The causes of common cyberattacks may no longer be a mystery to state and local governments, but the ability to stymie them remains a challenge.
According to Verizon’s 2022 Data Breach Investigations Report, the public sector experienced the second most attacks following the entertainment industry, and more than 80% of breaches involved the “human element,” including phishing, use of stolen credentials or user error.
“Hackers prey upon the customer service aspect of county employees,” Rita Reynolds, Chief Information Officer for the National Association of Counties, said in an email. When an email comes in from what seems to be their boss, a vendor or even a resident, government staff members may want to answer the sender as soon as possible.
“That desire to be prompt and successful in filling the request can oftentimes result in a county employee maybe not paying closer attention to the authenticity of the email,” she said.

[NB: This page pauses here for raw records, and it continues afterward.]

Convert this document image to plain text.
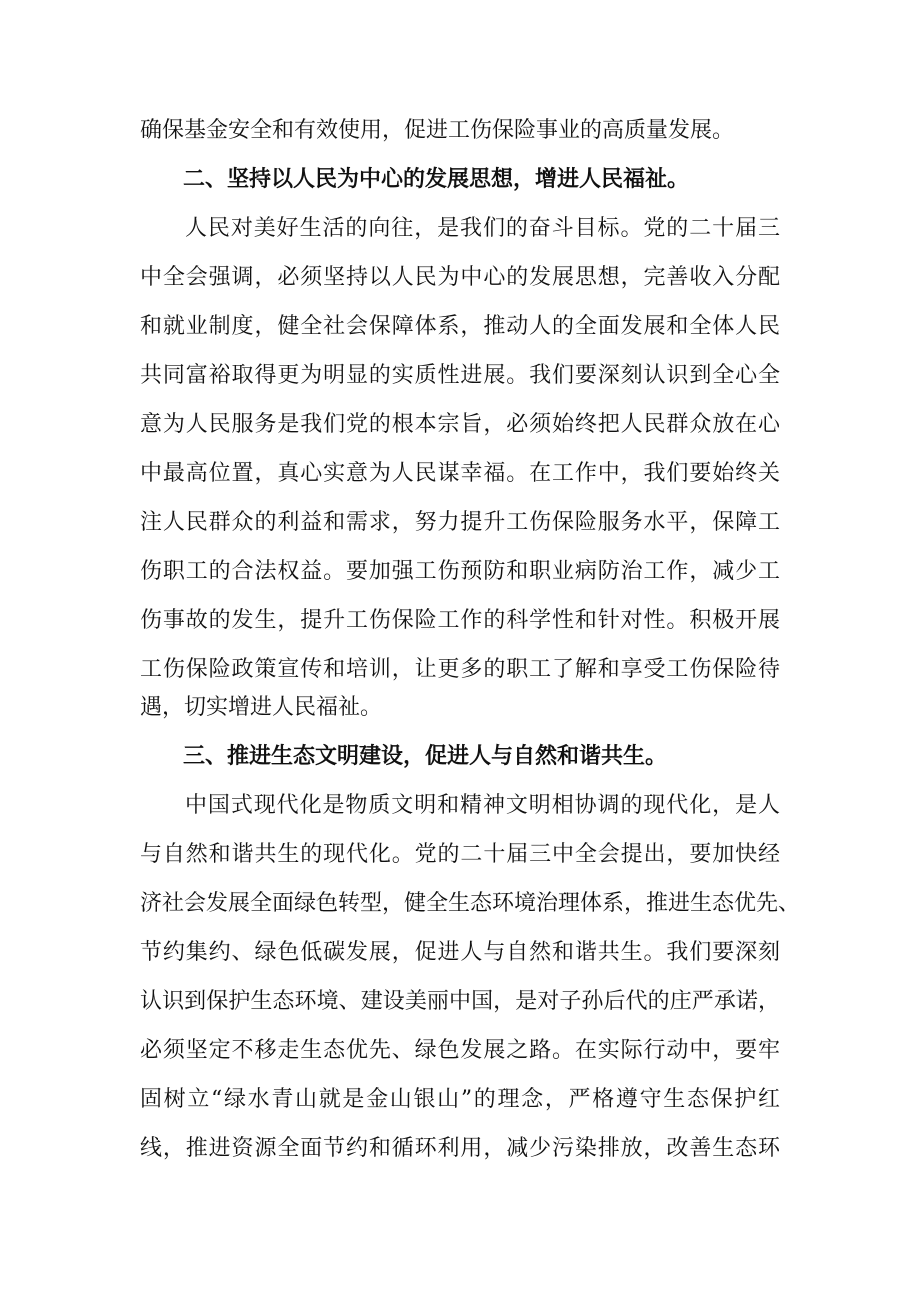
确保基金安全和有效使用，促进工伤保险事业的高质量发展。
二、坚持以人民为中心的发展思想，增进人民福祉。
人民对美好生活的向往，是我们的奋斗目标。党的二十届三
中全会强调，必须坚持以人民为中心的发展思想，完善收入分配
和就业制度，健全社会保障体系，推动人的全面发展和全体人民
共同富裕取得更为明显的实质性进展。我们要深刻认识到全心全
意为人民服务是我们党的根本宗旨，必须始终把人民群众放在心
中最高位置，真心实意为人民谋幸福。在工作中，我们要始终关
注人民群众的利益和需求，努力提升工伤保险服务水平，保障工
伤职工的合法权益。要加强工伤预防和职业病防治工作，减少工
伤事故的发生，提升工伤保险工作的科学性和针对性。积极开展
工伤保险政策宣传和培训，让更多的职工了解和享受工伤保险待
遇，切实增进人民福祉。
三、推进生态文明建设，促进人与自然和谐共生。
中国式现代化是物质文明和精神文明相协调的现代化，是人
与自然和谐共生的现代化。党的二十届三中全会提出，要加快经
济社会发展全面绿色转型，健全生态环境治理体系，推进生态优先、
节约集约、绿色低碳发展，促进人与自然和谐共生。我们要深刻
认识到保护生态环境、建设美丽中国，是对子孙后代的庄严承诺，
必须坚定不移走生态优先、绿色发展之路。在实际行动中，要牢
固树立“绿水青山就是金山银山”的理念，严格遵守生态保护红
线，推进资源全面节约和循环利用，减少污染排放，改善生态环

Plain curiosity is another culprit, said Arun Vishwanath, chief technology officer of the cybersecurity research and advisory firm Avant Research Group.
Even if an organization deactivates links sent through email to prevent users from clicking on them, it is likely employees will copy and paste the URL into their browser anyway “because the primary reason for email is sharing data, files [and] links,” Vishwanath said. For instance, just scheduling an interview with GCN required sharing a video call link.
“If I couldn’t click on the link, I would figure out a way to do it,” Vishwanath said. That means agencies must first understand why their staff overlook anti-phishing awareness campaigns or training exercises before they can establish a lasting solution.
Other anti-phishing techniques, such as email banners that warn users of suspicious content or contacts, are commonplace across government, Reynolds said. Agencies can also install commercial cybersecurity tools and follow recommendations of the Cybersecurity and Infrastructure Security Agency, she said.
For instance, CISA advises organizations to use phishing-resistant multifactor authentication, which goes beyond security measures such as one-time passwords and uses FIDO/WebAuthn authentication or PKI-based MFA, to close the gaps that bad actors could squeeze through.
State and local agencies are a desirable target for bad actors because of the sensitive information they harbor, ranging from data on social services to elections, Meredith Ward, the the National Association of State Chief Information Officers’ director of policy and research, said in an email, but public employees are no more susceptible to cyberattacks than anyone else.
Even organizations that pour thousands, even millions, of dollars into their cybersecurity budgets are not immune to cyberthreats. The 2020 cyberattack on SolarWinds’ Orion IT management software left IT systems—including those at U.S. government agencies and major corporations such as Microsoft—vulnerable.
“The reality is that there is no one protection tool or technology that can prevent or respond to every cyberattack,” Ward said. “The human factor plays a large part in this discussion, and human awareness is but one tool states have to thwart cyberattacks.”